Ana Bell, senior lecturer of the Department of Electrical Engineering and Computer Science and MITx digital learning scientist, dedicated one class toward the top of the semester of Course 6.100L (Introduction to Computer Science and Programming Using Python) to show students how you can use ChatGPT for programming questions. She wanted students to know why establishing generative AI tools with the context for programming problems, inputting as many details as possible, will help achieve the very best possible results. “Even after it gives you a response back, you’ve to be critical about that response,” said Bell. By waiting to introduce ChatGPT until this stage, students were able to have a look at generative AI’s answers critically because they’d spent the semester developing the talents to have the opportunity to discover whether problem sets were incorrect or may not work for each case. 

A scaffold for learning experiences

The underside line from the panelists through the Festival of Learning was that generative AI should provide scaffolding for engaging learning experiences where students can still achieve desired learning goals. The MIT undergraduate and graduate student panelists found it invaluable when educators set expectations for the course about when and the way it’s appropriate to make use of AI tools. Informing students of the training goals allows them to know whether generative AI will help or hinder their learning. Student panelists asked for trust that they’d use generative AI as a start line, or treat it like a brainstorming session with a friend for a bunch project. Faculty and instructor panelists said they may proceed iterating their lesson plans to best support student learning and demanding considering. 

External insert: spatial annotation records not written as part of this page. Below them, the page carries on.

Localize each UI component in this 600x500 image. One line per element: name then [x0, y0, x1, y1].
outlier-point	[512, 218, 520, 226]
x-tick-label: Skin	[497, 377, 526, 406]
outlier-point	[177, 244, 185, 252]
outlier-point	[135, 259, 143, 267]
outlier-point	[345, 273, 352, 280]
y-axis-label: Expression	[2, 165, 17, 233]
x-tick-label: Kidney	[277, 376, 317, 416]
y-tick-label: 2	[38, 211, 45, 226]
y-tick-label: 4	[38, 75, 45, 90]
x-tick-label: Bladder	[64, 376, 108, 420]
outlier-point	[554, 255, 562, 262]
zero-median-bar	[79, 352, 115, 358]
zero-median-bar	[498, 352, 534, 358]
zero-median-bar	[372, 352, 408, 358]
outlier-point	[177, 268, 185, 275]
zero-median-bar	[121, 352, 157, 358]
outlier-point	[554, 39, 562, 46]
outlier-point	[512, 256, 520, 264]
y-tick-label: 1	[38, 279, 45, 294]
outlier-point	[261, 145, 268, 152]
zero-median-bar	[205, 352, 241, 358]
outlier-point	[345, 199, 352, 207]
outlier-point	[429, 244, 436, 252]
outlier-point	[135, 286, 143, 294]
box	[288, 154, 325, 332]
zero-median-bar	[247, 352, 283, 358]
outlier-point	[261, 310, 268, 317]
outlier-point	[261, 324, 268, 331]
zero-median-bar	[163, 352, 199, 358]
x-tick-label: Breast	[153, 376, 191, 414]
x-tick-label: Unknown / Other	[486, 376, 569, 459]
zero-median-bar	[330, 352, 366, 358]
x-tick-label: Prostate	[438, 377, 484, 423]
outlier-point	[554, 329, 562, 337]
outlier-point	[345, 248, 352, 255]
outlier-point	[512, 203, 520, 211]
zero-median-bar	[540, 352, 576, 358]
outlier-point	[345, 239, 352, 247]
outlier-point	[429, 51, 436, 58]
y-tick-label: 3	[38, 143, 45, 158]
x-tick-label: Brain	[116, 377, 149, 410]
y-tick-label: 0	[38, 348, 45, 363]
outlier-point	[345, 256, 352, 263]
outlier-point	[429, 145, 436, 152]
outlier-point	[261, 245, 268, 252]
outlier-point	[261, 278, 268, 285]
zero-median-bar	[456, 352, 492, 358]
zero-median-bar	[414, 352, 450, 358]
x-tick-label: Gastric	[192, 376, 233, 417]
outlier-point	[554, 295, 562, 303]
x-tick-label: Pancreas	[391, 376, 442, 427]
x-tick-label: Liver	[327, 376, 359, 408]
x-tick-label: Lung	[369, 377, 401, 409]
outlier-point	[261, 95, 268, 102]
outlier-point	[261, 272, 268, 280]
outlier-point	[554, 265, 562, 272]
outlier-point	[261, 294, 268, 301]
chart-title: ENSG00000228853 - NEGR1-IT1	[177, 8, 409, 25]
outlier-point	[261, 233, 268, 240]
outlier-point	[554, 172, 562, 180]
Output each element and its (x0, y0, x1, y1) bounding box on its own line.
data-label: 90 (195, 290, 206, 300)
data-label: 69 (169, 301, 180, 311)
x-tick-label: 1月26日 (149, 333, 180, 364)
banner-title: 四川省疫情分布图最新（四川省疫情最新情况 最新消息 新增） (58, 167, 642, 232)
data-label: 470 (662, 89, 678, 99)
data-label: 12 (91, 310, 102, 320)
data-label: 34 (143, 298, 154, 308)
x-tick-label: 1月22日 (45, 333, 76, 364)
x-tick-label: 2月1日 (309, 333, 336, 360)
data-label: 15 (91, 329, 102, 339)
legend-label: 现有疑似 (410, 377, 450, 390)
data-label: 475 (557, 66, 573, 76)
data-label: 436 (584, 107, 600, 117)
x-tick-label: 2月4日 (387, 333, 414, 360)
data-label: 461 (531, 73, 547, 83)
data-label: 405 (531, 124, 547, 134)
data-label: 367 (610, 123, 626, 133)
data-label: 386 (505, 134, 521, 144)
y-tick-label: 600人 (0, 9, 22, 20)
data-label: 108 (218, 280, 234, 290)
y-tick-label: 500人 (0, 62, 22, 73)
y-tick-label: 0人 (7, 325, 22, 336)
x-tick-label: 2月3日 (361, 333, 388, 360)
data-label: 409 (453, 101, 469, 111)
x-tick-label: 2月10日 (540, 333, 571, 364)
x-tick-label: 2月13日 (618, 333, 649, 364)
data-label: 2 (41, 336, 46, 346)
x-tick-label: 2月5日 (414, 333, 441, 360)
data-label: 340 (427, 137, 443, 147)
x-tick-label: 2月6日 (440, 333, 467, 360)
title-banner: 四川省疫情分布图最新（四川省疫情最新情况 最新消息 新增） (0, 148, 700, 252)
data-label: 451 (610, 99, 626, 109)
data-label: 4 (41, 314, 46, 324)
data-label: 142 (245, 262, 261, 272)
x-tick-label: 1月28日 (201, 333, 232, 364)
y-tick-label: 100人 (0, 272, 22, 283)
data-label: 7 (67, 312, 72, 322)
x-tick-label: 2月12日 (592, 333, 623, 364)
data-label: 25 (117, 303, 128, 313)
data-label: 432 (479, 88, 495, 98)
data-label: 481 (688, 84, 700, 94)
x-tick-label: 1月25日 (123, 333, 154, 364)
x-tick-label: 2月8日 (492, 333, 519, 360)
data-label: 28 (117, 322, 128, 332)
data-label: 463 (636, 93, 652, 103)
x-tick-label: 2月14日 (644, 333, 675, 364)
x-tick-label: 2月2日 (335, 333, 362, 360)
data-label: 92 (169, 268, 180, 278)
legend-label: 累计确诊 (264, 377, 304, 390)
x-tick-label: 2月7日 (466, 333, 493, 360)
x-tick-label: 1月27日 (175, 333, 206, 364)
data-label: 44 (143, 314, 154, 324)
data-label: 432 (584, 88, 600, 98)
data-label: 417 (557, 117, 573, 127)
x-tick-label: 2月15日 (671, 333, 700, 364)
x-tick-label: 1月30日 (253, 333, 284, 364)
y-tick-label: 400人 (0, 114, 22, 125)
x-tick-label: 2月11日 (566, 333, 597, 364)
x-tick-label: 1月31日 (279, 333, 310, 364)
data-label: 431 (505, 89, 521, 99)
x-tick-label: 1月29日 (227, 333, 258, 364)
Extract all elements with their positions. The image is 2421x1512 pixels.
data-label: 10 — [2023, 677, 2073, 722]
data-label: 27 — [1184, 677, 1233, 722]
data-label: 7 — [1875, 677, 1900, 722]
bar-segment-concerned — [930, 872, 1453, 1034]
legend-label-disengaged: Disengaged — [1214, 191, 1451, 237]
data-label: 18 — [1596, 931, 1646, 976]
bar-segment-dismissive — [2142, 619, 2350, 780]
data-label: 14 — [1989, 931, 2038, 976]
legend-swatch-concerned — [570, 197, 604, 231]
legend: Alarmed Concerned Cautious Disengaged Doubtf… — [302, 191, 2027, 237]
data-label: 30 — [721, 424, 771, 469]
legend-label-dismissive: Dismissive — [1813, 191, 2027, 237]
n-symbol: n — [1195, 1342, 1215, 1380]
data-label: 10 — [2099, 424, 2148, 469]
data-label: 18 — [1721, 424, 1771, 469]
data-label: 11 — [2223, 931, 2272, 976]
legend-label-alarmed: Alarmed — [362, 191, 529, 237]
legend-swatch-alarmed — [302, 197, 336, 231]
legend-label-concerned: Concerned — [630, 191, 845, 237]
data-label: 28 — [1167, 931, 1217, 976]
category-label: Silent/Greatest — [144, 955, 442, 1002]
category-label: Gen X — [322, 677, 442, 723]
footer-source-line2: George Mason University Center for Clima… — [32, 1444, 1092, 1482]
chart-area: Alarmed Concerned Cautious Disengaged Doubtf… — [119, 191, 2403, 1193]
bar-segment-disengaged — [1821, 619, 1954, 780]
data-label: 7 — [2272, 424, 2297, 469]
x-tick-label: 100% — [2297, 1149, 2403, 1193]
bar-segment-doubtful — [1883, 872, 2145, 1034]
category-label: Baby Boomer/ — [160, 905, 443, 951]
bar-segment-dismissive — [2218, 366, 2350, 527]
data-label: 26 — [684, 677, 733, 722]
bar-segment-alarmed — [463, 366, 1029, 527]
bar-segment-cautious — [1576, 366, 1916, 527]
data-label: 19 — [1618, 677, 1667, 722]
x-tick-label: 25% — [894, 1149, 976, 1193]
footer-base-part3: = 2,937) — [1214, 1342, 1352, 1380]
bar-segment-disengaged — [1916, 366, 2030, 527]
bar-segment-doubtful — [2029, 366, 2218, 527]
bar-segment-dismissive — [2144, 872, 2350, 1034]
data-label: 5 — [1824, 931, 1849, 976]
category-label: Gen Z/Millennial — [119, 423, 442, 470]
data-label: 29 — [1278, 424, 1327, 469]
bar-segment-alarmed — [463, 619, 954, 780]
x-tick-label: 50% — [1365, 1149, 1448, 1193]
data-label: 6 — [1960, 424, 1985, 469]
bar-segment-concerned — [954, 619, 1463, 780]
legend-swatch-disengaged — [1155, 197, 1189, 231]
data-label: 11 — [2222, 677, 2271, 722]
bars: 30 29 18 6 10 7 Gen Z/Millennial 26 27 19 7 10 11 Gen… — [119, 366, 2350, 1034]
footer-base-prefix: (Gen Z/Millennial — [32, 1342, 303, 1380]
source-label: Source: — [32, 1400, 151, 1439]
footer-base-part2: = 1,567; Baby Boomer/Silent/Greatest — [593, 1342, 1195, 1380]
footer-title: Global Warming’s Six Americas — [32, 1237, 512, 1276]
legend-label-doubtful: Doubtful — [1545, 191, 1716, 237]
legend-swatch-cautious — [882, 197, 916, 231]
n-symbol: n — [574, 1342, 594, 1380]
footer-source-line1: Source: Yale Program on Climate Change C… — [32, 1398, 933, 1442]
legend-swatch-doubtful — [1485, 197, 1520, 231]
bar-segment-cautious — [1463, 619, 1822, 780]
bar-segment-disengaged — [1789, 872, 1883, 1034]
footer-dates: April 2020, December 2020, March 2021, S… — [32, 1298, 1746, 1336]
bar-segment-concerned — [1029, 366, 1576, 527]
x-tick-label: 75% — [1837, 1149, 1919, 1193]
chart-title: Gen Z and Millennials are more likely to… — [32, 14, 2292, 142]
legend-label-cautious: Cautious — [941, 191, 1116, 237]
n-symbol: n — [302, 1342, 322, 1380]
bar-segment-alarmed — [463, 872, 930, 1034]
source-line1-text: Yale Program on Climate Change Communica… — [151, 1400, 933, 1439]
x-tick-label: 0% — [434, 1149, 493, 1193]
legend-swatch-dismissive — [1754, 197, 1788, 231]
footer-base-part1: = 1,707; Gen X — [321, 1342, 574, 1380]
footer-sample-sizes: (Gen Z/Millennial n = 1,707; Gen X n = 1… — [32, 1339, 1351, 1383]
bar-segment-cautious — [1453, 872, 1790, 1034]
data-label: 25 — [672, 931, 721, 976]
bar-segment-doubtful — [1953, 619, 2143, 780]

Panelists from each side of the classroom discussed the importance of generative AI users being liable for the content they produce and avoiding automation bias — trusting the technology’s response implicitly without considering critically about why it produced that answer and whether it’s accurate. But since generative AI is built by people making design decisions, Thaler told students, “You could have power to vary the behavior of those tools.”